Our knowledge of the chemical composition of the gas in the inner disc of intermediate-mass young stars is limited, due to the lack of suitable instrumentation. The launch of JWST has provided a significant improvement in our ability to probe gas in these inner discs. We analyse the gas composition and emitting conditions of the disc around HD 35929, a young intermediate-mass Herbig star, using MIRI/MRS data. Our goal is to constrain the chemistry and kinematics of the gas phase molecules detected in the inner disc. We use iSLAT to examine the observed molecular lines and DuCKLiNG to detect, fit, and analyse the molecular emission. We find gas phase H2O, CO, CO2, and OH in the disc, as well as HI recombination lines. Surprisingly, we also detect gas phase SiO in the fundamental v=1-0 vibrational band. We derive column densities and temperature ranges of the detected species, arising from the inner ~0.2 au, hinting towards a compact and very warm disc. The molecular column densities are much higher than found in lower mass T Tauri discs. In general, the molecular composition is consistent with an O-rich gas from which silicate-rich solids condense and the strong gas phase molecular line emission suggests a low dust opacity. The unexpected detection of gas phase SiO at the source velocity points to an incomplete condensation of rock forming elements in the disc, suggesting chemical disequilibrium and/or an underestimate of the gas kinetic temperature.

Figures (13)

• Figure 1: Spectral Energy Distribution of HD 35929. The blue curve is a Kurucz model with T$_{\rm eff}$ = 6500 K and log g = 3.5, reddened with A$_V$ = 0.20 mag. The orange and grey lines represent the JWST/MIRI and Spitzer/IRS spectra, respectively. Also shown are photometric points (Strömgren, GAIA, 2MASS, IRAC, WISE, and IRAS).
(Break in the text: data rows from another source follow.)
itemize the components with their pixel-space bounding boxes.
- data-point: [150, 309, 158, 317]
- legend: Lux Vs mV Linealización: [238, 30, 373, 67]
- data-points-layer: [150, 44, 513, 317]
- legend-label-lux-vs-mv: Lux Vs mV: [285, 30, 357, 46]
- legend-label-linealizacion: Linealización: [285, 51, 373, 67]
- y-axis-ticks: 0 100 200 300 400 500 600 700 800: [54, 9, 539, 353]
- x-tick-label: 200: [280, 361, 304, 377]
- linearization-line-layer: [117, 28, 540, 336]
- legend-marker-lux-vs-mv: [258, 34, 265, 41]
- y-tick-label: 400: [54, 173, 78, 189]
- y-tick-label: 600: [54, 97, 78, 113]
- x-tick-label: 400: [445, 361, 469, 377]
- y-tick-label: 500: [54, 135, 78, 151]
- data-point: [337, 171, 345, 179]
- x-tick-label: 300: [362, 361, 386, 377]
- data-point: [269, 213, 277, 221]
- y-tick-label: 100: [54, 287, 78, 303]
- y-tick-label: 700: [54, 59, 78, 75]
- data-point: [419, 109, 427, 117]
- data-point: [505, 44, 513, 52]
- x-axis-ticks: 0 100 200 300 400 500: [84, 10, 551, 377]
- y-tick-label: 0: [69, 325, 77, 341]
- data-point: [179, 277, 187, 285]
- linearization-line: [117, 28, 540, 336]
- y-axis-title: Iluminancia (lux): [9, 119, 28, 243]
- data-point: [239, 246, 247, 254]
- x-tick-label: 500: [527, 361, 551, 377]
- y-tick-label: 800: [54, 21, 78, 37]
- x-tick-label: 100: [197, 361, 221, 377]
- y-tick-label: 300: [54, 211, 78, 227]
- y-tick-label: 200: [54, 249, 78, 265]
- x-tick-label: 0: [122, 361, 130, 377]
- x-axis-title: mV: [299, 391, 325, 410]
• Figure 2: JWST/MIRI MRS spectrum (orange) of HD 35929. The Spitzer/IRS spectrum (grey) is shown for comparison. The insets highlight the emission from CO, CO2, H2O, and most notably the SiO fundamental vibrational mode. The vertical lines in the SiO panel indicate the positions of the rotational lines with upper level energies lower than 3600 K.
• Figure 3: Full Width at Half Maximum line widths of selected emission lines as a function of their Doppler shift. A stellar radial velocity of 22 km s$^{-1}$ was adopted.
• Figure 4: Continuum subtracted MIRI spectrum, using the 4.9 - 25 $\mu$m wavelength range, but excluding the 10 $\mu$m silicate band region between 9.0 and 13.5 $\mu$m (excluded region marked in grey). Overplotted are the cumulative fluxes from H$_2$O, CO, SiO, CO$_2$, and OH from the median probability model. A few unfitted atomic lines and the non-detection of ^13CO2 are labelled. The apparent feature around $18.55\,\rm \mu m$ can be traced back to a bad pixel artifact.
• Figure 5: Flux from the base model (blue) and a model including C2H2 (red) compared to the observation (black) in the region where C2H2 emission is expected. The lines indicate the median posterior flux, with the shaded region indicating the $1\sigma$ level.